そしてなぜかみずみずしさがない。噛んだ時にあふれ出る水分はなく、申し訳程度に蓄えた水分が「ジュ…」と出てくるだけだ。
あとセロリほどではないが、若干のクセがある。人参特有のあの風味は、セロリほど敬遠されることもなく、食べた人を微妙な気持ちにさせる。セロリのような「自分は自分だ」という思い切りがなく、かといって個性は出したいので、とってつけたような風味を醸し出す。奇抜な格好で個性を演出したいが、やはり人の目は気になるので、髪の毛を若干の茶色に染めて、片耳だけピアスを開けている大学生みたいな「別にいいんだけど…」というような嫌さがある。逆にそのとってつけた個性のせいで没個性に転落していることに気づけていない鈍感さも、人参には感じられる。

生の状態でも、またもや彼は場の空気を微妙な感じにしてしまった。筑前煮では周りに気を使いすぎてうまく自分を出すことができなかったので、あえて素の自分を前面に押し出してみたが、本来の自分が持つキャラクターの弱さが露呈してしまっただけだ。それどころか、筑前煮で評価されていた「我を出さない」という長所さえ失ってしまい、今度は若干嫌われてしまっているではないか。

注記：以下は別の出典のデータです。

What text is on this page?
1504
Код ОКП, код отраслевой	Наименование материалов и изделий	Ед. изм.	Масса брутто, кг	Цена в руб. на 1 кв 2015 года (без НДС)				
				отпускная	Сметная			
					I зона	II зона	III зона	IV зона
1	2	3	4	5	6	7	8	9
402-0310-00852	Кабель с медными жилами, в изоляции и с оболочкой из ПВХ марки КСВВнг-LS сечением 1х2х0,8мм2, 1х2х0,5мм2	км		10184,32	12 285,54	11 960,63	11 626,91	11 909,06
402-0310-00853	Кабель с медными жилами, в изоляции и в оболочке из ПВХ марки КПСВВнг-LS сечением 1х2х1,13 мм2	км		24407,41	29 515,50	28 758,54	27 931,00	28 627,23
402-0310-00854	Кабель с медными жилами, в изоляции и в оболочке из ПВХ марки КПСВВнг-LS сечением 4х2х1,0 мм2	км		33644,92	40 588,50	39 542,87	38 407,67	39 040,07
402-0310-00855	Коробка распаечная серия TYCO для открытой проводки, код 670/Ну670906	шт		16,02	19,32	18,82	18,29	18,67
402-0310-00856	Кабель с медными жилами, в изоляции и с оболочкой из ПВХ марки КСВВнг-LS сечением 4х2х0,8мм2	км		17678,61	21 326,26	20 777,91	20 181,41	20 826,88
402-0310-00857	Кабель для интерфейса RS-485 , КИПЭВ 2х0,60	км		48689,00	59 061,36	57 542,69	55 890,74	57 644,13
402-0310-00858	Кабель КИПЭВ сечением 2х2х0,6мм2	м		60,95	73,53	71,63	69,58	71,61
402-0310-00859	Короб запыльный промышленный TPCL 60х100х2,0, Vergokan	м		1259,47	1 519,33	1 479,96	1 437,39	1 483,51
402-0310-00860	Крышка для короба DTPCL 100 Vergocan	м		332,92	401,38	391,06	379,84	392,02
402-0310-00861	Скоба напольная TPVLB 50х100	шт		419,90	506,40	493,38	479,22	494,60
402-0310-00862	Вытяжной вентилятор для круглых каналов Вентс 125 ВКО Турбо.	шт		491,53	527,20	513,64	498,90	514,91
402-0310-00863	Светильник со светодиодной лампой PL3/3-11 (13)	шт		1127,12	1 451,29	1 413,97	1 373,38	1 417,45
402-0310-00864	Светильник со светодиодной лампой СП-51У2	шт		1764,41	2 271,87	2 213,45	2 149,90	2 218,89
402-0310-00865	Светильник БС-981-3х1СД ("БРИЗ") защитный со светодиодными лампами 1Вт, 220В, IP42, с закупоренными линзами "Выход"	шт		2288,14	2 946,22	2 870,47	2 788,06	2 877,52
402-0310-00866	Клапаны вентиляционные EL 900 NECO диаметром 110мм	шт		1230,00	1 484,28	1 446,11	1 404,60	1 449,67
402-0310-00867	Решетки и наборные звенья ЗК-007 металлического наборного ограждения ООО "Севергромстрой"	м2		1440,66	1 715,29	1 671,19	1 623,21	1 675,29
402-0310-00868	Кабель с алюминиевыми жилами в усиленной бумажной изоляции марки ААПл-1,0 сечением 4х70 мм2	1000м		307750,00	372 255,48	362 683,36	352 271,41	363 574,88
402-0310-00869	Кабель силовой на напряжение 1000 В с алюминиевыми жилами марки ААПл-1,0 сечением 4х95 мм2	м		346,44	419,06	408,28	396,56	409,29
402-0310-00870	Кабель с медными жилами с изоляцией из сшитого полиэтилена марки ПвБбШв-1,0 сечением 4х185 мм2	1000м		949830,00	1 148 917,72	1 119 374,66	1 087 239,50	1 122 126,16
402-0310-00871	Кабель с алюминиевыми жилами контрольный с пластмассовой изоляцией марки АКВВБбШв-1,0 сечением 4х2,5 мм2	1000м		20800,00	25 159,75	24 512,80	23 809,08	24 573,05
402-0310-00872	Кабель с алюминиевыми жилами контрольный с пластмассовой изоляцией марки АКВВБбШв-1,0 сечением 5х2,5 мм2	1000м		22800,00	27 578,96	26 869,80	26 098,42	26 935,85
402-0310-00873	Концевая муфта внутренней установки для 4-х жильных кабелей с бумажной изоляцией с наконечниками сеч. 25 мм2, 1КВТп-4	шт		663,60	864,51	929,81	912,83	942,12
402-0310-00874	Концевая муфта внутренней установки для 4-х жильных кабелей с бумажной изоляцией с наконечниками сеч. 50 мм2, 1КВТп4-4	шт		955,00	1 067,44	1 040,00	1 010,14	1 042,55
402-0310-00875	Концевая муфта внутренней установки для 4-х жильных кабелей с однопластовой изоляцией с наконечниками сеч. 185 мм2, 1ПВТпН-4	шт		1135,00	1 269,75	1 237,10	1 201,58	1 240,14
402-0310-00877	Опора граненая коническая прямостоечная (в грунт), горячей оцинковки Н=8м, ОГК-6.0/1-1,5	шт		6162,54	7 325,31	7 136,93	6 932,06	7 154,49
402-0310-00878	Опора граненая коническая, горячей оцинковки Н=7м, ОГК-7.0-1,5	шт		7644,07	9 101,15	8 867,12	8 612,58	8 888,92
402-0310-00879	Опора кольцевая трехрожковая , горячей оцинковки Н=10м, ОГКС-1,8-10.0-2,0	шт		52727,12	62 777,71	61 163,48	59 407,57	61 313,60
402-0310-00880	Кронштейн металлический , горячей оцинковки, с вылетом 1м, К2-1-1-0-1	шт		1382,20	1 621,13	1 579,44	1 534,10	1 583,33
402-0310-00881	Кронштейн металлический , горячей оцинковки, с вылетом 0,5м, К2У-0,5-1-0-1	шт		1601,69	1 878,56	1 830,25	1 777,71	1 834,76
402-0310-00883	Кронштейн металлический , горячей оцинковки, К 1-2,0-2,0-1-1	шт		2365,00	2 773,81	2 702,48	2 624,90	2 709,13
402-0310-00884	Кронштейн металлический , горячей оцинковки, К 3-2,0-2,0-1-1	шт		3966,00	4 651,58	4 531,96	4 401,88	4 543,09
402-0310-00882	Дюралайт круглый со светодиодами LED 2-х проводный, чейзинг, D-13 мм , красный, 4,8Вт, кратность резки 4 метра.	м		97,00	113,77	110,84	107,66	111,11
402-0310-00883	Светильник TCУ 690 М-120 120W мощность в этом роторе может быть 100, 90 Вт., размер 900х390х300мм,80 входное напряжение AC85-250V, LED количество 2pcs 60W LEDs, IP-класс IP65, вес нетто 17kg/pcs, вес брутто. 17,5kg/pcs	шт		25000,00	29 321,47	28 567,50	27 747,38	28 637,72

そう考えると、不器用な部分こそが人参の良さなのではないかと思えてきた。生まれ持った微妙な素質を受け止められず、静かにもがいている様は誰よりも人間くさい。彼は野菜なので、野菜くさいというべきか。とにかくそういった部分が、長々と考察することによってかわいらしく思えてきたので、これからも一定の距離を保ちながら彼とは付き合っていこうと思う。